Es wurde heftig gestritten. Dann verständigten sich die verantwortlichen Architekten, Bauingenieure und Bodengutachter, eine im Chor lokal vorgenommene Gründungsverbesserung nicht weiter fortzusetzen, Schiff und Westfront nicht nachzugründen, jedoch den Bau einige Jahre verstärkt unter Kontrolle zu halten. Das ist geschehen, hat Verformungsfestigkeit gezeigt und Sicherheit vermittelt. Die Eingriffe in die historische Substanz konnten gering gehalten werden, und es sind hohe Kosten vermieden worden.

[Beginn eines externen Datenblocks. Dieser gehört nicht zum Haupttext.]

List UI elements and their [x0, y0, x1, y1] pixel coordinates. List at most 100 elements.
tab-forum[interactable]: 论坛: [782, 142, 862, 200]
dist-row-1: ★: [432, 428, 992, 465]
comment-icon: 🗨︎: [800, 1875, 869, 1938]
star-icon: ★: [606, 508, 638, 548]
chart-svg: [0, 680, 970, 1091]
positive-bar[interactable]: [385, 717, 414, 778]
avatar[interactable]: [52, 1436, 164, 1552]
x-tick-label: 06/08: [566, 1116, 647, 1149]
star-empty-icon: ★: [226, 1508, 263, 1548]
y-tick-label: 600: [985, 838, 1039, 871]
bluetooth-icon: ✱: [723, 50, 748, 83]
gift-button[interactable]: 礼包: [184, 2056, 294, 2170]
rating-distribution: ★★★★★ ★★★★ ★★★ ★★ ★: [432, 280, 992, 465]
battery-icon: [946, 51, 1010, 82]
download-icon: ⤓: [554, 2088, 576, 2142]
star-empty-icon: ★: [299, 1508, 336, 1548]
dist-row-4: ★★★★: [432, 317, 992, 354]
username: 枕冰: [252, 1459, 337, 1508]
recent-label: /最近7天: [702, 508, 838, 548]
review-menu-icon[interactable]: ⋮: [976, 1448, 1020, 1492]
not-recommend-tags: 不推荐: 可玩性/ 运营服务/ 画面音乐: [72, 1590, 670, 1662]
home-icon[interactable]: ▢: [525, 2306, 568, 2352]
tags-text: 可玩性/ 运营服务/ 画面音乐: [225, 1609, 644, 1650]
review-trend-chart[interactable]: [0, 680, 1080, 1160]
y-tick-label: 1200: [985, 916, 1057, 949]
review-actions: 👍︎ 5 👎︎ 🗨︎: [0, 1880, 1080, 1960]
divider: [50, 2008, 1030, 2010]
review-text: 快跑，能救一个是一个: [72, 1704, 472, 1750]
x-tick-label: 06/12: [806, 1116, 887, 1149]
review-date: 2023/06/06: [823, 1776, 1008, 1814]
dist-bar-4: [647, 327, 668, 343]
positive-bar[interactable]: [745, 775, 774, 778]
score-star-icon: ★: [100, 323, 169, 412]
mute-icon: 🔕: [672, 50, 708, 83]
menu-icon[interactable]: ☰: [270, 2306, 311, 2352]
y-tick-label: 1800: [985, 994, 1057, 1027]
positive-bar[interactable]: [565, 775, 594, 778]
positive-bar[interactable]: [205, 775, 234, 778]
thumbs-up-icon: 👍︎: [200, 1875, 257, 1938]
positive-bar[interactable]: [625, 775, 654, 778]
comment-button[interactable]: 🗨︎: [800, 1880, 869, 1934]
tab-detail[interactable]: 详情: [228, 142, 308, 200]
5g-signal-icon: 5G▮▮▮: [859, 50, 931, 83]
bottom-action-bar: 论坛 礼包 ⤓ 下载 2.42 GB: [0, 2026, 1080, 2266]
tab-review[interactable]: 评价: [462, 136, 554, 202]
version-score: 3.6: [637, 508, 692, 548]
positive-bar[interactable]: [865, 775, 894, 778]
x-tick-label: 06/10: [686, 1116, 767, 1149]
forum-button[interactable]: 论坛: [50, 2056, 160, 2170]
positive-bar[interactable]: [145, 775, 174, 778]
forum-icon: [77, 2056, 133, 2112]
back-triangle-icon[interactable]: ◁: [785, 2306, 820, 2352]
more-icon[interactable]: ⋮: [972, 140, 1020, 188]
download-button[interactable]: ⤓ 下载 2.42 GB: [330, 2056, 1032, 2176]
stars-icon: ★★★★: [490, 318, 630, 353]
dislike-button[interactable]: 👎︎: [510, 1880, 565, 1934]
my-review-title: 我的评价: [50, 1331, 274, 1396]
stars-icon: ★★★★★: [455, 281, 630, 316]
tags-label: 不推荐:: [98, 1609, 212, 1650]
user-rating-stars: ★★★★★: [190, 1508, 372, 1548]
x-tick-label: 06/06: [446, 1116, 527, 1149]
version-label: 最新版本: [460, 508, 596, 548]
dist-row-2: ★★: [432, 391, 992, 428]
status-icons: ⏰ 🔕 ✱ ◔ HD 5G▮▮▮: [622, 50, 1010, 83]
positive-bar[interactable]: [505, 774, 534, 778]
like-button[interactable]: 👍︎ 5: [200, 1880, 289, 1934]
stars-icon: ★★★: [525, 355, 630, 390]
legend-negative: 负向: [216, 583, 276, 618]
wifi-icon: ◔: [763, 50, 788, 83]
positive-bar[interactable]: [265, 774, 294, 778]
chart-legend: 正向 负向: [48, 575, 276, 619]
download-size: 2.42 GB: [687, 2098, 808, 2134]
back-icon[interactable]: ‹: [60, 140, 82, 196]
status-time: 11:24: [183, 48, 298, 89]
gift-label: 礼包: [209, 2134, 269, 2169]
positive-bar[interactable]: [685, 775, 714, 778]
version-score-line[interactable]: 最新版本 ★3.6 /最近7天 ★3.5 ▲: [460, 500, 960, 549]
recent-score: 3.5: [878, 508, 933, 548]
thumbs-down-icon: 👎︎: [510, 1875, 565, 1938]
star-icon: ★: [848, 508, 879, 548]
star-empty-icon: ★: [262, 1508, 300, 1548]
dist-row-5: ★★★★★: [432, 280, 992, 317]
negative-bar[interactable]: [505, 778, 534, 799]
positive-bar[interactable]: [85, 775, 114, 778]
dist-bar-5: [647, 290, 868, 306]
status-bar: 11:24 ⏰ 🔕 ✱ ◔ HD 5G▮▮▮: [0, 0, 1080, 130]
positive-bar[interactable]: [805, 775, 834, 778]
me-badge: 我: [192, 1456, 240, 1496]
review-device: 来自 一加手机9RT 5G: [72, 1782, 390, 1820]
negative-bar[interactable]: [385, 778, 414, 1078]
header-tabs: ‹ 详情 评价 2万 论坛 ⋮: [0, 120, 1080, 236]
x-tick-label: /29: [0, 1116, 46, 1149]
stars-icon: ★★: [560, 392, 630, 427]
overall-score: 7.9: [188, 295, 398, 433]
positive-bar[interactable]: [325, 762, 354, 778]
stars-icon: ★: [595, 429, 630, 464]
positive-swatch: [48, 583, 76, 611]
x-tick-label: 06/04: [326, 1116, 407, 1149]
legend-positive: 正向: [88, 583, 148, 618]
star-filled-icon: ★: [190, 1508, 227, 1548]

Der Wiederaufbau von St. Georgen ist nicht abgeschlossen, Turm und Altar stehen noch in Frage. Aber ein erstes Ziel ist erreicht, der Kirchenraum ist wieder aufgebaut, es gibt Konzerte, Kongresse, Tagungen und Ausstellungen, Festveranstaltungen. Restauriert worden ist nur wenig, der Raum hat seine Narben behalten, er zeigt sie nicht aufdringlich, aber sie sind erkennbar. Die ingenieurmäßig unterstützte, handwerkliche Reparatur der Wände und Pfeiler samt Ergänzung der zerstörten Gewölbe fand nahtlos mit dem Gesamtkonzept eines unprätentiösen Wiederaufbaus zusammen. Nachempfunden ist frühere Zeit im Kirchenraum nicht. Dem Irrglauben, "wenn alles wieder so wird, wie es einmal war, dann wird alles wieder gut", diesem Irrglauben ist der Wiederaufbau nicht gefolgt. St. Georgen verleugnet nicht die Zeit, die vergangen ist, die Zeit seines Bestehens, seiner Zerstörung, seines Wiederaufbaus. Dass dieses gelang, ist, neben den Architekten von Angelis & Partner und anderen Beteiligten, Gottfried Kiesow und der Deutschen Stiftung Denkmalschutz, Rosemarie Wilcken als langjähriger Wismarer Bürgermeisterin und Wolfgang Ferdinand, dem verstorbenen Kirchenbaumeister, zu verdanken.

Zum Schluss, aus eigener Erfahrung, noch ein Wort zum Miteinander von Bauingenieur und Denkmalpfleger bei der Reparatur und Instandsetzung historisch bedeutsamer Bauwerke. Der Denkmalpflege kommt eine doppelte Rolle zu, als Part und als Widerpart. Wir Bauingenieure sind, genau wie die Architekten, auf die Zustimmung der Denkmalbehörde zu unseren Plänen angewiesen. Wir brauchen im Planungsprozess aber auch denkmalpflegerischen Zweifel und Widerspruch. Mögen diese auch unbequem sein, so zwingen sie uns doch zu nochmaligem Überprüfen der bisherigen Planung, zum Nachdenken über noch einfachere Lösungen, zur Suche nach dem Weniger, welches Mehr sein kann.

Der Verfasser vertritt das Fachgebiet "Erhalten historisch bedeutsamer Bauwerke" in Forschung, Praxis und Lehre.